Inédit. Yalla Seddiki revient sur son compagnonnage avec Matoub Lounès (III)
Yalla Seddiki est docteur en Lettres Modernes (Université Paris-Sorbonne–Paris IV). Ses recherches portent principalement sur les avant-gardes politico-artistiques. Il a plusieurs fois travaillé avec Lounès Matoub pour préfacer ses disques et pour la traduction de ses poèmes. Il a traduit, annoté et postfacé le recueil de Lounès Matoub, Mon nom est combat (Paris, La Découverte, 2004). Il a coordonné un dossier de la revue Altermed consacré à Lounès Matoub. Avec le photographe Yazid Bekka il est le co-auteur de Kabylie, belle et rebelle (Paris, Non Lieu, 2006). Il est, par ailleurs, l’auteur de nouvelles fantastiques et de textes poétiques publiés en France dans différentes revues. Actuellement, il anime une émission culturelle sur Berbère Télévision. Pour la première fois, Yalla Seddiki livre, dans cet entretien en deux parties, un témoignage unique sur sa rencontre avec Lounès Matoub et le processus d'écriture de l'ouvrage "Mon nom est combat", édité chez La Découverte. Troisième et dernière partie.

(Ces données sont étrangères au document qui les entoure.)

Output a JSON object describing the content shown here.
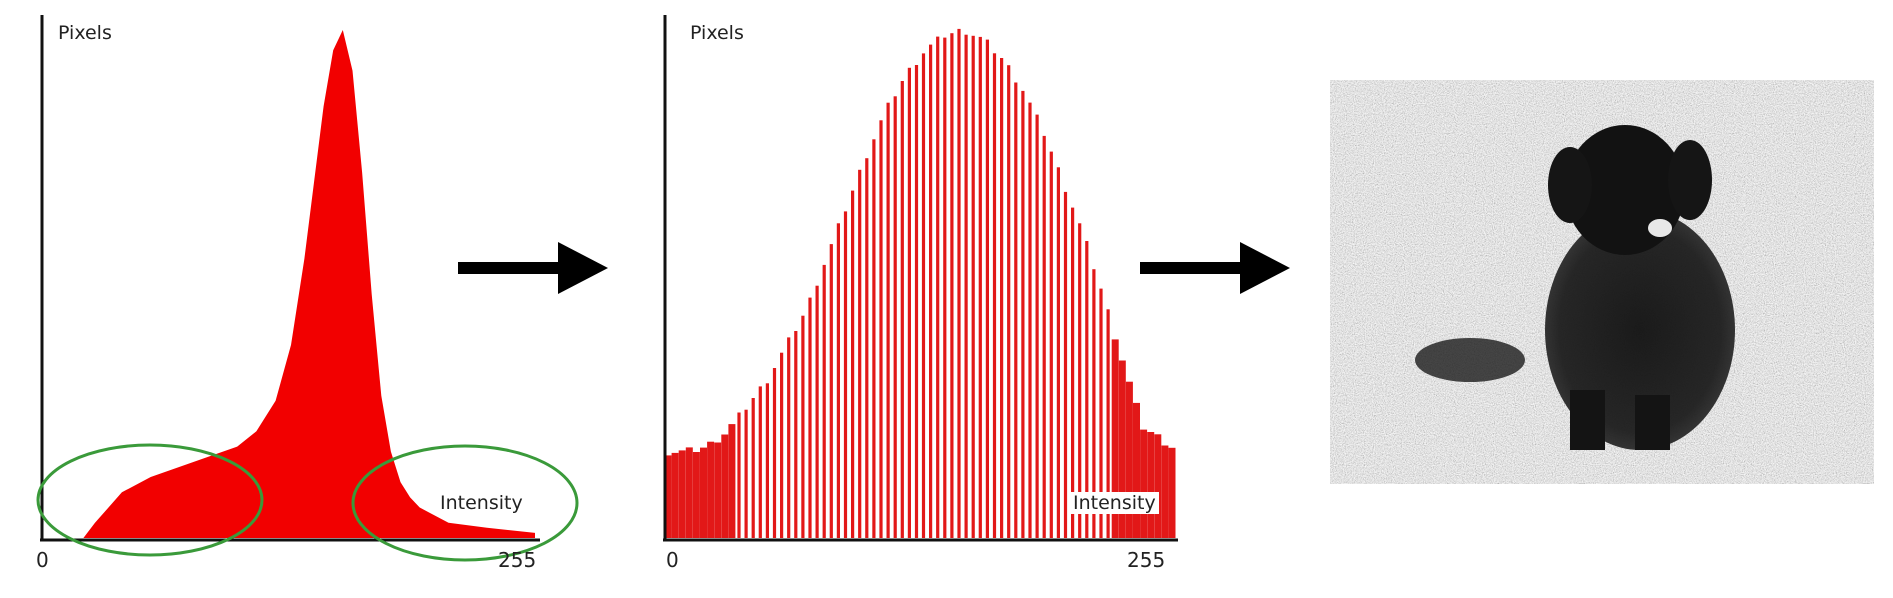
{
  "chart_data": [
    {
      "type": "area",
      "title": "",
      "xlabel": "Intensity",
      "ylabel": "Pixels",
      "x_tick_labels": [
        "0",
        "255"
      ],
      "xlim": [
        0,
        255
      ],
      "series": [
        {
          "color": "#f20000",
          "x": [
            0,
            20,
            26,
            40,
            55,
            70,
            85,
            100,
            110,
            120,
            128,
            135,
            140,
            145,
            150,
            155,
            160,
            165,
            170,
            175,
            180,
            185,
            190,
            195,
            200,
            210,
            230,
            255
          ],
          "values": [
            0,
            0,
            3,
            9,
            12,
            14,
            16,
            18,
            21,
            27,
            38,
            55,
            70,
            85,
            96,
            100,
            92,
            72,
            48,
            28,
            17,
            11,
            8,
            6,
            5,
            3,
            2,
            1
          ]
        }
      ],
      "annotations": [
        {
          "shape": "ellipse",
          "color": "#3a9a3a",
          "region": "low-intensity tail"
        },
        {
          "shape": "ellipse",
          "color": "#3a9a3a",
          "region": "high-intensity tail"
        }
      ]
    },
    {
      "type": "bar",
      "title": "",
      "xlabel": "Intensity",
      "ylabel": "Pixels",
      "x_tick_labels": [
        "0",
        "255"
      ],
      "xlim": [
        0,
        255
      ],
      "series": [
        {
          "color": "#e21818",
          "x": [
            0,
            10,
            20,
            30,
            40,
            50,
            60,
            70,
            80,
            90,
            100,
            110,
            120,
            130,
            140,
            150,
            160,
            170,
            180,
            190,
            200,
            210,
            220,
            230,
            240,
            255
          ],
          "values": [
            17,
            17,
            18,
            21,
            26,
            31,
            38,
            45,
            55,
            65,
            75,
            84,
            91,
            96,
            99,
            100,
            98,
            94,
            88,
            80,
            70,
            60,
            48,
            35,
            22,
            18
          ]
        }
      ]
    }
  ],
  "arrows": [
    {
      "name": "arrow-1",
      "direction": "right"
    },
    {
      "name": "arrow-2",
      "direction": "right"
    }
  ],
  "photo": {
    "subject": "dog-in-grass-grayscale"
  }
}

Le Matindz : Nous avons terminé notre dernier entretien sur le silence qui a répondu à vos envois du livre Mon nom est combat de Lounès Matoub à divers spécialistes de la littérature francophone et plus largement de la littérature d’Afrique du Nord. Tout de même, Yalla Seddiki, tous ne sont pas comme vous dites ?

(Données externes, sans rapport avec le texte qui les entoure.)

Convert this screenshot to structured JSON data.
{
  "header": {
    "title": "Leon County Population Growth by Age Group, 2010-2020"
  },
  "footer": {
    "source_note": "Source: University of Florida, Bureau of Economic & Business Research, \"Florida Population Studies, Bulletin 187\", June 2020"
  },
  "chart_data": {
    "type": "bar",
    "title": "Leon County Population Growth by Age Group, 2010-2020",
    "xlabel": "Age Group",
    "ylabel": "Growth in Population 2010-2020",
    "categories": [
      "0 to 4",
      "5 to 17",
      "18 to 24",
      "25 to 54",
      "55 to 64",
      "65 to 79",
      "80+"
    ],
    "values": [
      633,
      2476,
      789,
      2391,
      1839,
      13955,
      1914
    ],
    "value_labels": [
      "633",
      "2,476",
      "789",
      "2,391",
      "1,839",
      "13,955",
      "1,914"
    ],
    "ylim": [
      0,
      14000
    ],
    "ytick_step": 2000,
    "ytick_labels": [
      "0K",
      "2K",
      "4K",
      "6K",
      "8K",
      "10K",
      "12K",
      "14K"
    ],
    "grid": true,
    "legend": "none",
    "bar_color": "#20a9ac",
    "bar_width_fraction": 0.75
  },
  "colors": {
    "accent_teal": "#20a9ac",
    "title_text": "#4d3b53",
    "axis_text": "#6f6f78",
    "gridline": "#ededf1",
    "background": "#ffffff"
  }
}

Yalla Seddiki : Fort heureusement, non. Déjà, j’ajoute que des gens assez loin de la culture kabyle ont eu des réactions bienveillantes à la publication de ce livre. Je cite, par exemple, Michel Delon, spécialiste du XVIIIe siècle. Il m’a envoyé un mot sympathique à la réception du livre. Je pense surtout à Jean-Yves Masson. Professeur des Universités, spécialiste de poésie et de littérature allemande, traducteur lui-même, poète, romancier et excellent nouvelliste, il m’a fait l’amitié de relire quelques traductions longtemps avant publication. Grâce à ses observations, il m’a permis d’affermir ma confiance dans le projet. Il a écrit par ailleurs un article sur le livre. Dans la très belle lettre qu’il m’a adressée au décès de Lounès Matoub, nous avons vu Paul Le Jéloux citer rapidement le nom de Jean-Yves Masson qui fut notre lien. C’est que, tant il m’a accompagné de ses encouragements, observations critiques et conseils judicieux, le nom de Jean-Yves Masson pourrait être cité presque à chaque étape de mon travail.
Carton d'invitation pour le colloque sur Matoub Lounès à la Sorbonne.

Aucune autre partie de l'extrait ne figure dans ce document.